TUSCALOOSA — University of Alabama President Robert Witt’s white colonial mansion sits almost equidistant from two symbols of the institution he oversees.

To the north, facing his two-story, six-columned dwelling, across University Boulevard and the grassy quad, is the Amelia Gayle Gorgas Library. Its echoing stairwells lead to five floors of ivory aluminum stacks bearing the bulk of the Capstone’s 2.5 million volumes.

It is a hub of scholarship for the university’s 21,414 students and 1,148 faculty members who began the year at Alabama last fall. Its resources aided many of last year’s 4,369 graduates and those who performed $75 million in research last year in aeronautics, health, transportation and education.

To the west of the mansion, towering over its corner of campus, is Bryant-Denny Stadium. Four bronzed legends stand guard, surrounded by their national title inscriptions.
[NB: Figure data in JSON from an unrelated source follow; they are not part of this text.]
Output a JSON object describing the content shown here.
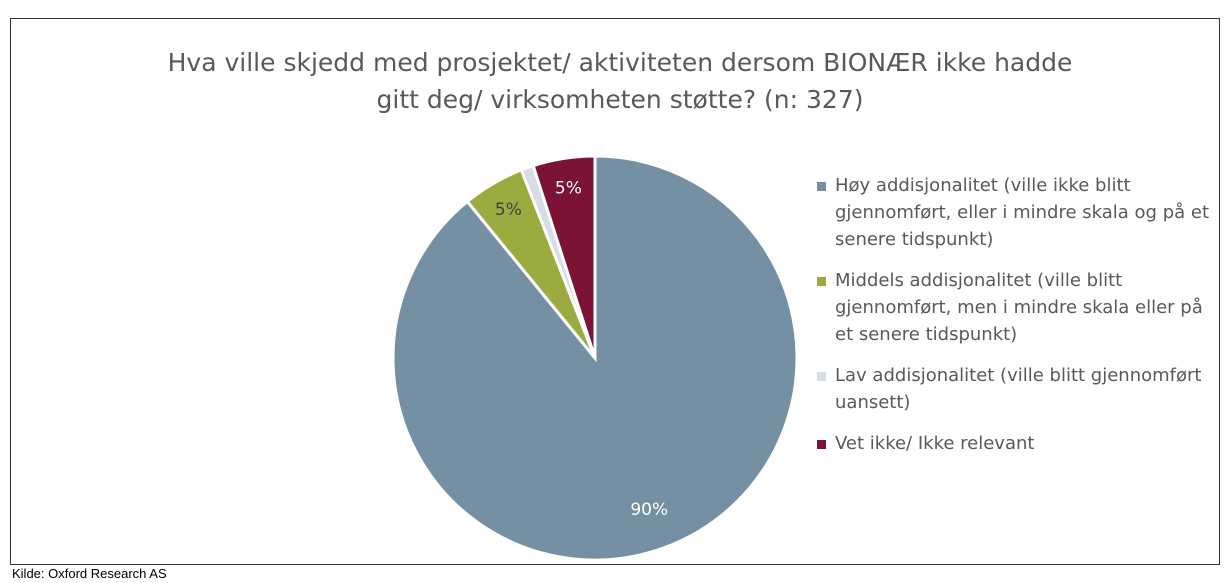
{
  "chart_data": {
    "type": "pie",
    "title": [
      "Hva ville skjedd med prosjektet/ aktiviteten dersom BIONÆR ikke hadde",
      "gitt deg/ virksomheten støtte? (n: 327)"
    ],
    "categories": [
      "Høy addisjonalitet (ville ikke blitt gjennomført, eller i mindre skala og på et senere tidspunkt)",
      "Middels addisjonalitet (ville blitt gjennomført, men i mindre skala eller på et senere tidspunkt)",
      "Lav addisjonalitet (ville blitt gjennomført uansett)",
      "Vet ikke/ Ikke relevant"
    ],
    "values": [
      90,
      5,
      1,
      5
    ],
    "value_labels": [
      "90%",
      "5%",
      null,
      "5%"
    ],
    "colors": [
      "#7590a3",
      "#9bab3f",
      "#d5dde6",
      "#7b1434"
    ],
    "legend": "right",
    "source": "Kilde: Oxford Research AS"
  }
}
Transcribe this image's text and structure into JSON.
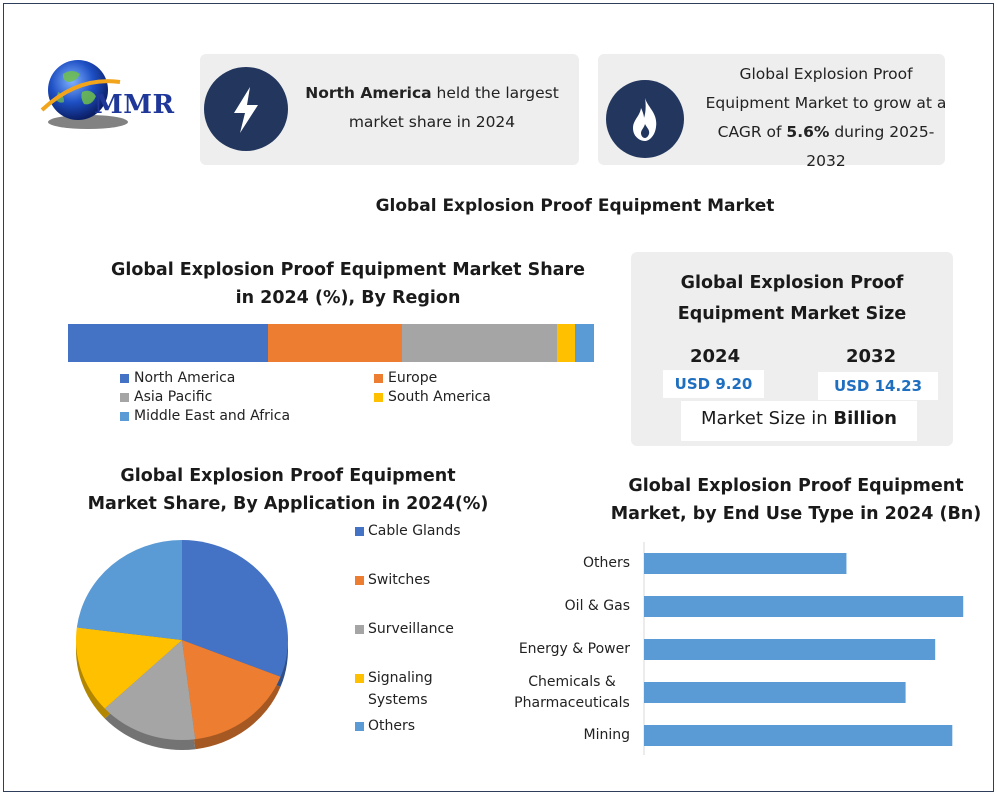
{
  "logo": {
    "text": "MMR"
  },
  "cards": [
    {
      "icon": "lightning-bolt-icon",
      "text_bold": "North America",
      "text_rest": " held the largest market share in 2024"
    },
    {
      "icon": "flame-icon",
      "text_before": "Global Explosion Proof Equipment Market to grow at a CAGR of ",
      "text_bold": "5.6%",
      "text_after": " during 2025-2032"
    }
  ],
  "main_title": "Global Explosion Proof Equipment Market",
  "market_size": {
    "title_line1": "Global Explosion Proof",
    "title_line2": "Equipment Market Size",
    "year1": "2024",
    "value1": "USD 9.20",
    "year2": "2032",
    "value2": "USD 14.23",
    "unit_prefix": "Market Size in ",
    "unit_bold": "Billion"
  },
  "colors": {
    "blue": "#4472c4",
    "orange": "#ed7d31",
    "gray": "#a5a5a5",
    "yellow": "#ffc000",
    "light_blue": "#5b9bd5",
    "navy": "#22365e",
    "bar": "#5b9bd5"
  },
  "chart_data": [
    {
      "type": "bar",
      "orientation": "stacked-horizontal",
      "title_line1": "Global Explosion Proof Equipment Market Share",
      "title_line2": "in 2024 (%), By Region",
      "series": [
        {
          "name": "North America",
          "value": 38,
          "color": "#4472c4"
        },
        {
          "name": "Europe",
          "value": 25.5,
          "color": "#ed7d31"
        },
        {
          "name": "Asia Pacific",
          "value": 29.5,
          "color": "#a5a5a5"
        },
        {
          "name": "South America",
          "value": 3.3,
          "color": "#ffc000"
        },
        {
          "name": "Middle East and Africa",
          "value": 3.7,
          "color": "#5b9bd5"
        }
      ]
    },
    {
      "type": "pie",
      "title_line1": "Global Explosion Proof Equipment",
      "title_line2": "Market Share, By Application in 2024(%)",
      "slices": [
        {
          "name": "Cable Glands",
          "value": 31,
          "color": "#4472c4"
        },
        {
          "name": "Switches",
          "value": 17,
          "color": "#ed7d31"
        },
        {
          "name": "Surveillance",
          "value": 15,
          "color": "#a5a5a5"
        },
        {
          "name": "Signaling Systems",
          "value": 14,
          "color": "#ffc000"
        },
        {
          "name": "Others",
          "value": 23,
          "color": "#5b9bd5"
        }
      ],
      "legend": [
        {
          "line1": "Cable Glands",
          "line2": "",
          "color": "#4472c4"
        },
        {
          "line1": "Switches",
          "line2": "",
          "color": "#ed7d31"
        },
        {
          "line1": "Surveillance",
          "line2": "",
          "color": "#a5a5a5"
        },
        {
          "line1": "Signaling",
          "line2": "Systems",
          "color": "#ffc000"
        },
        {
          "line1": "Others",
          "line2": "",
          "color": "#5b9bd5"
        }
      ]
    },
    {
      "type": "bar",
      "orientation": "horizontal",
      "title_line1": "Global Explosion Proof Equipment",
      "title_line2": "Market, by End Use Type in 2024 (Bn)",
      "categories": [
        {
          "line1": "Others",
          "line2": ""
        },
        {
          "line1": "Oil & Gas",
          "line2": ""
        },
        {
          "line1": "Energy & Power",
          "line2": ""
        },
        {
          "line1": "Chemicals &",
          "line2": "Pharmaceuticals"
        },
        {
          "line1": "Mining",
          "line2": ""
        }
      ],
      "values": [
        1.3,
        2.05,
        1.87,
        1.68,
        1.98
      ],
      "xlim": [
        0,
        2.1
      ],
      "grid": false
    }
  ]
}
Wade. Thomas. Stallings. And, yes, Bryant.

In their semi-circle shrines, with arms crossed or folded behind their backs, they wait at attention for whomever will follow and make his place in a vacant fifth well.

After a six-week search, the University of Alabama hired the man Crimson Tide faithful hope will restore the glory those statues represent.

But some among the academic set wonder what they might see for themselves in exchange for Nick Saban’s $4 million annual salary, the richest deal in college sports history.

A Crimson cashbox

The athletics department at Alabama was one of 23 NCAA Division I programs nationwide to operate at a profit last year, according to data reported to the Office of Postsecondary Education at the U.S. Department of Education.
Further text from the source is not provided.